# Thanks again folks.



## jer760 (Nov 17, 2007)

After much digging through the leftover pile, laminating pieces together and settling for venneered plywood with pine edge banding for the shelves, the matching set of coffee table and end tables is finally ready for sanding and finishing. That big old tree will live on. Thanks again for the help.


----------



## bobj3 (Jan 17, 2006)

Very nice job Jer

==========


----------



## curiousgeorge (Nov 6, 2006)

Nice looking tables, Jer. Great job!


----------



## asrubin (Jan 1, 2008)

great work...how long did these take to make?


----------



## challagan (Feb 7, 2006)

They look great to me. Nice job Jer!

Corey


----------



## Dr.Zook (Sep 10, 2004)

By golly Jer, they do look like matching coffe tables. Fine work.


----------



## jer760 (Nov 17, 2007)

Thanks for the kind words fellas. Asrubin, have you ever bought an assemble at home piece of furniture like, say, a computer desk or something that gave you fits while you worked through the instructions and made sense of same? I'm sure you have, once you have got the original together after many hours, the second would be done in no time, right? Same with this furniture, only difference was instead of printed instructions I had the help of the incredibly helpful people on this forum. First set, two many hours to count. Second set would probably take a day or two to get to the same result. The lessons learned were invaluable and will carry me through to many other projects and more importantly, to many hours of pure enjoyment. Hope I'm making sense.


----------



## fibertech (May 7, 2005)

Jer, Your words are exactly why I really care for this hobby. The satisfaction is incredible and the help and camraderie here is second to none. Keep up the great work and thanks for sharing the pictures. BTW, your boys better watch out for the Capitals (not my team). They are pretty hot. -Derek


----------



## Check twice! (Feb 11, 2008)

Jer

It takes talent to build something beautiful out of scrap around the shop.

Great job!

John


----------



## jer760 (Nov 17, 2007)

Thanks Fibertech, I do believe my flyers will prevail although I must agree the Caps got a lot better at the trade deadline........gulp.

And thank you John. The wood for these pieces were actually not shop scrap but a red pine I had to take down to place a new cottage which was then taken to a saw mill and cut into two inch planks of various lengths and widths. The leftovers I was referring to were the the pile left over from an earlier project (matching dining table).
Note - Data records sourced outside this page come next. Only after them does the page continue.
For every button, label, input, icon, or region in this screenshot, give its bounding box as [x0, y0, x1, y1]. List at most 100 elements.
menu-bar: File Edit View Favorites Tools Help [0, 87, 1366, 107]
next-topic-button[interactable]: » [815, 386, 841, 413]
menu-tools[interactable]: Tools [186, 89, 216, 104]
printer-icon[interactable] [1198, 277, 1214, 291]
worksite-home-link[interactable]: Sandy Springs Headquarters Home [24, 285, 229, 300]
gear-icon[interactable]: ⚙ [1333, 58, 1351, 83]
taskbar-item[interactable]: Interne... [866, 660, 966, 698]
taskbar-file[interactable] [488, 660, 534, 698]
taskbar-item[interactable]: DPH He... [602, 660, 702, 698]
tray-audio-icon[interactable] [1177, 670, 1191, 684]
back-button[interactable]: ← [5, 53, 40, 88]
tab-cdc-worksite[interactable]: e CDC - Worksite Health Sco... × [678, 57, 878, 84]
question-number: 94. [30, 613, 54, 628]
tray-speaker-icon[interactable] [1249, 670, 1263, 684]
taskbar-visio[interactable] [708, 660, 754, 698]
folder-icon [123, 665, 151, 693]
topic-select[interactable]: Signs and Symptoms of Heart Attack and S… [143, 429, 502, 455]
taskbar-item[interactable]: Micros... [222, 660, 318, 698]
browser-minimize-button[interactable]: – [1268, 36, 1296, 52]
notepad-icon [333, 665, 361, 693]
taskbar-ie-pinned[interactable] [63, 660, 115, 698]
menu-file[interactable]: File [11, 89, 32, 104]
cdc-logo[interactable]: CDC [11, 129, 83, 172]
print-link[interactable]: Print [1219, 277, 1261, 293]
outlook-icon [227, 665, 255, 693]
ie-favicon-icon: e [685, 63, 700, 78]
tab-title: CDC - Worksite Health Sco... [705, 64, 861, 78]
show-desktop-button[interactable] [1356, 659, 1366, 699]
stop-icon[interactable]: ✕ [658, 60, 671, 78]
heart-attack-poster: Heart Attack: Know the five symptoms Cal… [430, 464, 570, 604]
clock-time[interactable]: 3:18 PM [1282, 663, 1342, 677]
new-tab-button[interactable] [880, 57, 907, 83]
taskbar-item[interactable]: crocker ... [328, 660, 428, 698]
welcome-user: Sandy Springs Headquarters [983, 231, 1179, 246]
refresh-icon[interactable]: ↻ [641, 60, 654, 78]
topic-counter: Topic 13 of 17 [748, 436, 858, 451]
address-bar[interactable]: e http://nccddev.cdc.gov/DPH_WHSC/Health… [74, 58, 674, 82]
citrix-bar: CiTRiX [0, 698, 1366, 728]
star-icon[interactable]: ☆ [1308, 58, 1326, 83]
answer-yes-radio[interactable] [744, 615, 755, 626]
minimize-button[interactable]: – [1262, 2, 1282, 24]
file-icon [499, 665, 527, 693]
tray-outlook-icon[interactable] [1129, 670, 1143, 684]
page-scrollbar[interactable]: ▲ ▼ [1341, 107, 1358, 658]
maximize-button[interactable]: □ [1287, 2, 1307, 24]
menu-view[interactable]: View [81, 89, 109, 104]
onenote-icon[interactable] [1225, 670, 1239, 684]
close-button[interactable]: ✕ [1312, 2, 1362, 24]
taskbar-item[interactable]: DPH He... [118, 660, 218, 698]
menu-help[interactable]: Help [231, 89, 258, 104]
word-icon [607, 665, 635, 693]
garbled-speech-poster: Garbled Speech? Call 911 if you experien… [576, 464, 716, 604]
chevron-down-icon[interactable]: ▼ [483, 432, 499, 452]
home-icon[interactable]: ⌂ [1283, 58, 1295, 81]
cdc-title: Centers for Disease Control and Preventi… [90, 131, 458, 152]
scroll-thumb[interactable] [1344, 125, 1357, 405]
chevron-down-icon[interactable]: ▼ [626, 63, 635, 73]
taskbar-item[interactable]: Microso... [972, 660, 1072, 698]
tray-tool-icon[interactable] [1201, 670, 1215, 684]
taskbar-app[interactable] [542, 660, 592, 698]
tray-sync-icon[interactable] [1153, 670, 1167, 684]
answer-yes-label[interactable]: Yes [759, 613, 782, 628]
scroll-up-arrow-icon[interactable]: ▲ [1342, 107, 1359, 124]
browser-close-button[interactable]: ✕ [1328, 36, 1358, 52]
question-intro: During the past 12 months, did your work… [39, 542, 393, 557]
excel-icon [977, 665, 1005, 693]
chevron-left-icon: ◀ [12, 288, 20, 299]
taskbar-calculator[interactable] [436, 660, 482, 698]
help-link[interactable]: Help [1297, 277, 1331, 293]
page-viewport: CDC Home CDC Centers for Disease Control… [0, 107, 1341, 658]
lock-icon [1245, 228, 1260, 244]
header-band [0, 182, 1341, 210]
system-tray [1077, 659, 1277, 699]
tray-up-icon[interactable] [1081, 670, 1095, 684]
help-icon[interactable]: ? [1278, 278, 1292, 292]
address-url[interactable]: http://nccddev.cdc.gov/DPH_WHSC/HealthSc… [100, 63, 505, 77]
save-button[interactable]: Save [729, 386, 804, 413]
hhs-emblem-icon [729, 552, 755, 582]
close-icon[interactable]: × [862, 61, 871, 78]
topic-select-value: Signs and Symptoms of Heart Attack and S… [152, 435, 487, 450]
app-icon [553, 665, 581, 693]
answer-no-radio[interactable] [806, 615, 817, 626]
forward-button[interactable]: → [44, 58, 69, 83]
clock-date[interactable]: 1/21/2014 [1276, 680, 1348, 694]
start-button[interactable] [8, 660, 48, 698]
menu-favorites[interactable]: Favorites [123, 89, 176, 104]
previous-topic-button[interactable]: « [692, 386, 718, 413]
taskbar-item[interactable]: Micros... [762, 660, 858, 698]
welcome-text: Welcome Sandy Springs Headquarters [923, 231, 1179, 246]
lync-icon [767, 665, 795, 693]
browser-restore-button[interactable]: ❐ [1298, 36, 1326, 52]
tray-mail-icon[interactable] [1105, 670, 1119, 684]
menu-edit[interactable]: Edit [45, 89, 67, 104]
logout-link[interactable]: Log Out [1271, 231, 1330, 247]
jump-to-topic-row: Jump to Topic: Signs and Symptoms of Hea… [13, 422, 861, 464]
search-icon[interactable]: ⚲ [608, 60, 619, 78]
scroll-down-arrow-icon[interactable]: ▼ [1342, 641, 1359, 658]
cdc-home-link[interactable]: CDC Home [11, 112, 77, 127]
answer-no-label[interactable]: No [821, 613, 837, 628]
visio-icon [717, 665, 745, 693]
http://www.routerforums.com/show-n-tell/7100-thanks-all-help.html


----------



## Check twice! (Feb 11, 2008)

jer760 said:


> Thanks Fibertech, I do believe my flyers will prevail although I must agree the Caps got a lot better at the trade deadline........gulp.
> 
> And thank you John. The wood for these pieces were actually not shop scrap but a red pine I had to take down to place a new cottage which was then taken to a saw mill and cut into two inch planks of various lengths and widths. The leftovers I was referring to were the the pile left over from an earlier project (matching dining table).
> 
> http://www.routerforums.com/show-n-tell/7100-thanks-all-help.html


Got it! Somedays a little slow on the up take. 


Still fine work!
Have a great weekend
John


----------



## dlpfan40 (May 10, 2008)

nice work.


----------